Mr. Jarzabek raises several interesting technical points that, summarized ruthlessly, boil down to just two: models are insufficiently precise ("overly abstract") to transform reliably into systems without a developer's interference, and models' multifaceted nature, in contrast to the block-structured nature of today's programming languages, introduces consistency and change-control issues. He's right.

He's also correct to identify "integrating partial specifications of problem semantics in different UML models (such as use cases, class diagrams, and so on)" as being the "big problem." This problem exists because UML is defined as a set of separate "models"—diagrams, really—that don't necessarily fit together to form a coherent, executable whole.
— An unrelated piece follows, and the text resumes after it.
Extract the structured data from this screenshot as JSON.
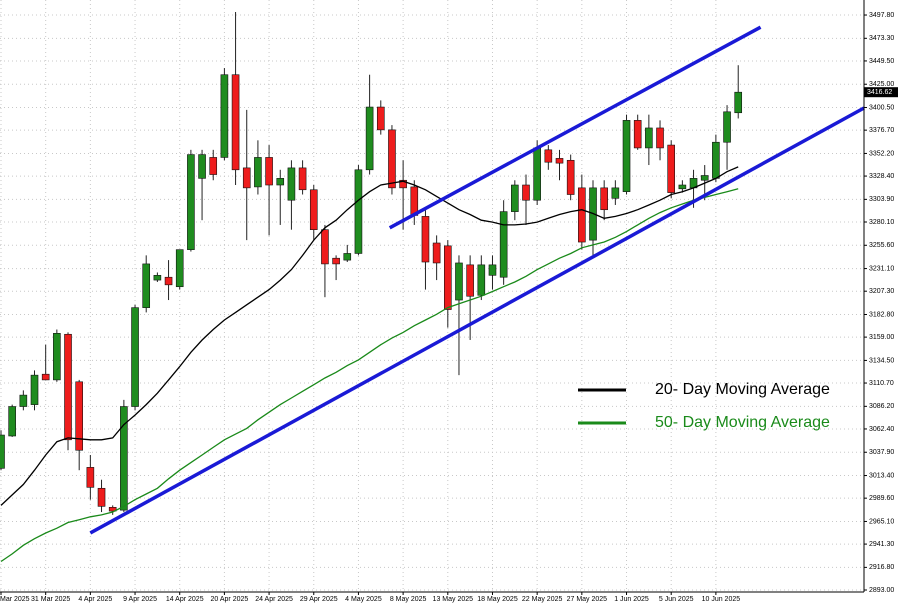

In turn, this leads to "a tremendous amount of delocalized information and redundancies across models." I agree wholeheartedly.

But this sorry situation isn't inherent in MDD. You can address both problems by defining a single underlying ground truth against which all diagrams are merely views. A change in one diagram, such as adding a signal send to a state chart diagram, would then necessarily be reflected on the diagram that shows communication between state charts. Ground truth, a concept from game simulation that captures the notion of what's really going on irrespective of players' imperfect perceptions, is necessarily internally self-consistent, and it's one source for translation into systems. (The other source is a set of translation rules that are made explicit in MDD and can be controlled by the developer.)

The executable-modeling community recognizes these flaws, and efforts are underway to define a standard, simplified, interchangeable ground truth that captures the executable essence of a single subject matter that can be woven together with others. This executable metamodel forms the basis of a tool chain of model compilers, checkers, and analyzers of various kinds. Each tool in the chain deals with ground truth, a tractable subset of UML semantics. Developers interact with subsets of the concrete syntax of UML for different users and methods and—more importantly—with domain-specific languages tailored to a user's domain.

In Mr. Jarzabek's last paragraph, he says there's a "wealth of experiences from automatic-programming research of the 1970-80s and CASE tools of the late 1980s" but doesn't enumerate any of them. At the same time, he says "[i]t's time for software engineers to take a mature, evidence-based approach to supposedly new ideas," another idea to which I can only roar assent.

There are tools today that define an executable profile and use it, in industrial settings, to accrue the benefits he claims are hyperbole. Why, then, do other authors in this IEEE Software issue call these working systems a "cocktail-party myth"? I can't tell you; I can only point to the benefits, the decreasing costs derived from a standard tool chain, and working systems. Today. And that's no hype.